Just as important as additional financial capacity for the Bank is stronger mobilization of private capital and domestic resources. International public finance alone will come nowhere close to the level of financing needed to effectively tackle global challenges and achieve the Sustainable Development Goals. We expect the evolution agenda to reflect the importance of private financing and domestic resource mobilization.

B. Progress and the Road Ahead

We have made real progress over the past four months – as we’ve worked with the Bank and other partners. We have built a robust and growing coalition of borrower and non-borrowing countries that are pressing for the Bank to evolve. That includes my counterparts in Africa, who I saw last month. They share our desire to build a system that is more responsive to the challenges they face. We are coordinating closely with India as it makes MDB evolution a key priority of its G20 presidency. And the World Bank has produced an initial evolution roadmap – which it is now using as a guide for deeper discussions on specific reforms.

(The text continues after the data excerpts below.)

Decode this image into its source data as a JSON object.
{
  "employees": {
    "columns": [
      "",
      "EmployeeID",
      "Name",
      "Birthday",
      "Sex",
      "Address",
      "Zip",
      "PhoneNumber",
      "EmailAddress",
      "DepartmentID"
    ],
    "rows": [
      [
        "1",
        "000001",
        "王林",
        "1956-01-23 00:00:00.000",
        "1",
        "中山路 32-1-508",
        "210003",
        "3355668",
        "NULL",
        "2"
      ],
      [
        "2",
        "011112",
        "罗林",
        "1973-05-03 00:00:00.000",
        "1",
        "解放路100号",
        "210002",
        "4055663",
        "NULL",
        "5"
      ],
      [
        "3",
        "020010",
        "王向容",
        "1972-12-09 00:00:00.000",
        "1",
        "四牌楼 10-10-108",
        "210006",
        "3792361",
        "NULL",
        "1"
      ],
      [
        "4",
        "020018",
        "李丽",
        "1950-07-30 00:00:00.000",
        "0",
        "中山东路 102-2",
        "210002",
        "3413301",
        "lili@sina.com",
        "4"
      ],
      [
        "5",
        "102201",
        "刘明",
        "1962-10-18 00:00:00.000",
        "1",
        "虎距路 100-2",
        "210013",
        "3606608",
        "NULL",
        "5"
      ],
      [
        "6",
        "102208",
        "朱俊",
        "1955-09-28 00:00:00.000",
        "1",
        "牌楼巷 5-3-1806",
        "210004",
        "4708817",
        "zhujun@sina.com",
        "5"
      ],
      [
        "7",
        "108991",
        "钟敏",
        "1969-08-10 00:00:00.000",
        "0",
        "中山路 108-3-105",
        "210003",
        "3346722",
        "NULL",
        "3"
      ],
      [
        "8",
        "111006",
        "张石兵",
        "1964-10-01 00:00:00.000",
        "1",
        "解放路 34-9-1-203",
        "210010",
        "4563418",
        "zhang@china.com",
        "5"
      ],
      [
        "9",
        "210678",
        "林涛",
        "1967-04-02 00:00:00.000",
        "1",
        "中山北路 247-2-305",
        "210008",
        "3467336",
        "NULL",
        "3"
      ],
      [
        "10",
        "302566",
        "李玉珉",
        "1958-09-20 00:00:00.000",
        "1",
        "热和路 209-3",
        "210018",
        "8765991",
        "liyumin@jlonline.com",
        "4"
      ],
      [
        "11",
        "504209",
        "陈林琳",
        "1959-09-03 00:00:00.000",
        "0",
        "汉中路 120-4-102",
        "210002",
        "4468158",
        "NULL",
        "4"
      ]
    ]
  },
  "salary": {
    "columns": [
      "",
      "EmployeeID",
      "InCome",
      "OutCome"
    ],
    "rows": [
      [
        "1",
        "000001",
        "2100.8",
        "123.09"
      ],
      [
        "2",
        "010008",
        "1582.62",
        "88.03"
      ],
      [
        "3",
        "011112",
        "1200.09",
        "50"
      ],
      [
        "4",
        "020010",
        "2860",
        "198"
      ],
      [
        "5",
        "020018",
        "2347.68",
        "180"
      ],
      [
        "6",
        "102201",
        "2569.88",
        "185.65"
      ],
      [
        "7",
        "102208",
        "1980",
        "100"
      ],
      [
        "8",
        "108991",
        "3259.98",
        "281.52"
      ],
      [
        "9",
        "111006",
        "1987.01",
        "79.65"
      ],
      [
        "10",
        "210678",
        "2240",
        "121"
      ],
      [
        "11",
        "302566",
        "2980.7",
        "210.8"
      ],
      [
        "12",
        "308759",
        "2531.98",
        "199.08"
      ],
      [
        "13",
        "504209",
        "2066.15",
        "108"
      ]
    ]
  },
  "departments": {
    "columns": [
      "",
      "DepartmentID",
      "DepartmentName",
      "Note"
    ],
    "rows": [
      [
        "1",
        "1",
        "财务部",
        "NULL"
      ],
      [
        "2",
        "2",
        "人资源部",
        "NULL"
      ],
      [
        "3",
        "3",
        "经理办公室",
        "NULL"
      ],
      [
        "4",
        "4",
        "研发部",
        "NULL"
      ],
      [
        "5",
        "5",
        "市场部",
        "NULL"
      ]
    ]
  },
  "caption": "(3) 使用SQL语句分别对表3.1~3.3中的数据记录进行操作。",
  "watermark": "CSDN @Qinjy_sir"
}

In the next few months, we expect to see ideas begin to be translated into action. We are pursuing a staged implementation of this evolution. Not all decisions are equally difficult – so let’s make the more straightforward ones first. The first phase of implementation should begin by the World Bank and IMF Spring Meetings in April. Shareholders are already working to coalesce around updates to the Bank’s vision and mission. Management and the Board are in robust discussions about measures to boost financial headroom.

But we cannot stop there. Much remains to be done to evolve incentives, reform operational approaches, and increase financial capacity. We expect the World Bank to promptly implement a second phase of work. We are asking for additional reforms to be decided and implementation to begin by the World Bank and IMF Annual Meetings in October. That’s the one-year mark from when this project began.

We know we can succeed. The world has gone through tremendous change in the nearly 80 years since the founding of the World Bank. The multilateral development bank system has responded to these changes by evolving. The system has broadened the scope of its work to include programming on human capital and good governance; expanded its set of instruments beyond project loans; increased its focus on policy and technical assistance; and delivered financial innovations.

The MDBs are a powerful pillar of a broader financial architecture that should be deployed to address 21st century development challenges. But this requires a 21st century strategy. The need is great. The world is asking us to do all we can to combat these complex and growing problems.

I am confident that we will be able to deliver.